Dans le bilan que l’Abcdr dressait du rap en 2018, un paragraphe racontait les balbutiements de l’aventure 387 Digi : un collectif parrainé par Gizo Evoracci rassemblant de jeunes artistes, rappeurs, beatmakers, réalisateurs ou photographes. Parmi tous les résidents de La Maison Blanch, le lieu qui les réunit physiquement, il y a le brillant Retro X que Gizo compte épauler au maximum. Ensemble, ils viennent de mettre en images leur morceau « AF1 », issu du EP Drug Designer et produit par The Hash Clique.
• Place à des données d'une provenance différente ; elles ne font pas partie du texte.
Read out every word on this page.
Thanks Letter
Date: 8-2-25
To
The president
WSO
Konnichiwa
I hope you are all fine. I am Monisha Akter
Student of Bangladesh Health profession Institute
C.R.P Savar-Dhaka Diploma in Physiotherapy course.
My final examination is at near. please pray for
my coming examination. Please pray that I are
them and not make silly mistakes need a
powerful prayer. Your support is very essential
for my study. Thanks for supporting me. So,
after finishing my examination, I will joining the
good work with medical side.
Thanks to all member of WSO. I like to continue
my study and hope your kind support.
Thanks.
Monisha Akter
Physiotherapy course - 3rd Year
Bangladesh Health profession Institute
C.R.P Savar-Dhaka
La vidéo est réalisée par Mouky et Cyka Vizion et c’est à l’Abcdr du Son que revient l’honneur de la diffuser en exclusivité.

Mais ce n’est pas tout, Gizo profite aussi de l’occasion pour dévoiler un petit documentaire, réalisé par les mêmes jeunes talents. Il retrace brièvement l’année écoulée depuis la rencontre entre Retro et Gizo, entre créations, concerts, et échanges en tous genres. Le rappeur grignois assure la voix off de cette vidéo, de sorte à expliciter ce qu’est le leitmotiv du 387 Digi et ce que sont les ambitieux de La Maison Blanch. L’aventure promet d’être belle, et l’Abcdr promet d’en écrire un épisode.
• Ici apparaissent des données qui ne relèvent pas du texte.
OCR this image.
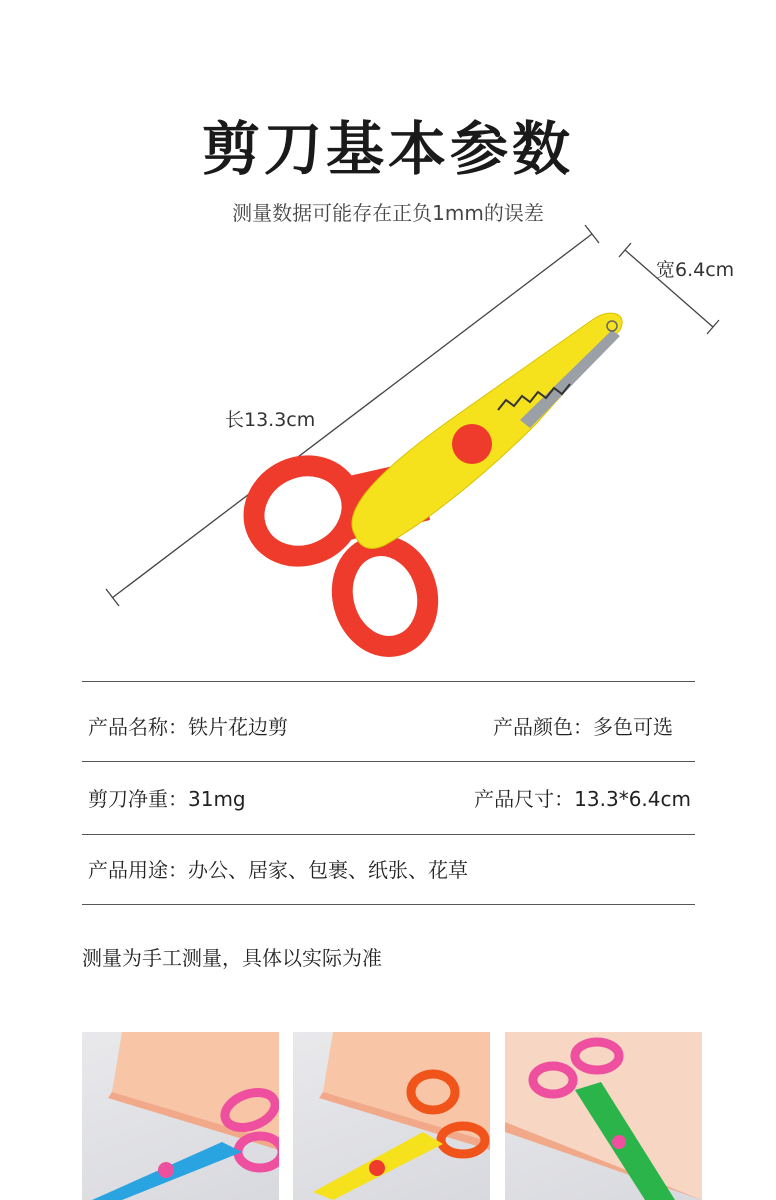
剪刀基本参数
测量数据可能存在正负1mm的误差
长13.3cm
宽6.4cm
产品名称：铁片花边剪	产品颜色：多色可选
剪刀净重：31mg	产品尺寸：13.3*6.4cm
产品用途：办公、居家、包裹、纸张、花草
测量为手工测量，具体以实际为准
Avant, L’Abcdr proposait les mixes Underground Upload, plongées annuelles dans les tréfonds du rap anglophone. Faute de temps pour suivre des scènes de plus en plus prolifiques et éclatées, la série s’est arrêtée après le millésime 2016. L’admiration n’en est que plus grande quand nous prenons connaissance d’exercices de défrichage de pans obscurs de notre musique, qu’ils se fassent par le biais de sites (on pense à Swampdiggers), d’émissions de radio (comme Ghetto Blaster) ou de mixes. Et dans cette dernière catégorie, on a particulièrement apprécié le sobrement nommé 2018 Selected Underground Hip-Hop du DJ toulousain K-Tana : plus de deux heures de bon rap, une centaine de morceaux, un vrai taf de deejaying. Et bien sûr des blazes toujours bienvenus sur les tracklists : Conway, Westside Gunn, Big Twins ou encore Joell Ortiz. L’occasion idéale de se tourner une dernière fois vers 2018, de se rendre compte qu’on a raté plein de projets plutôt cool et de se dire qu’on fera mieux en 2019.

Dans la galaxie Bon Gamin, il est indéniablement le moins productif. À chacune de ses sorties, Loveni confirme pourtant une chose : pas besoin de s’agiter dans tous les sens quand on peut balancer ici et là quelques morceaux au dessus du lot. Le compagnon de Myth Syzer et Ichon aura en effet distillé quelques belles perles ces derniers mois, de la trap menaçante du « Piège » en compagnie d’Ikaz Boi, aux mélodies Pharrelliennes du solaire « Relance », jusqu’à la langueur romantique de ce nouveau titre « Stop, Encore » en compagnie de Feujai. Porté par les longues nappes synthétiques du producteur Brody, Loveni tape une nouvelle fois dans le mille en faisant simple et efficace puisque l’ambiance et l’attitude priment parfaitement sur la technique tout en transportant l’auditeur dans un mood nocturne et romantique que l’on aime ressentir les soirs d’hiver. Une belle leçon de style qui devrait avoir une suite : « Une nuit avec un Bon Gamin », nouveau projet de Loveni, est attendu pour le 8 février.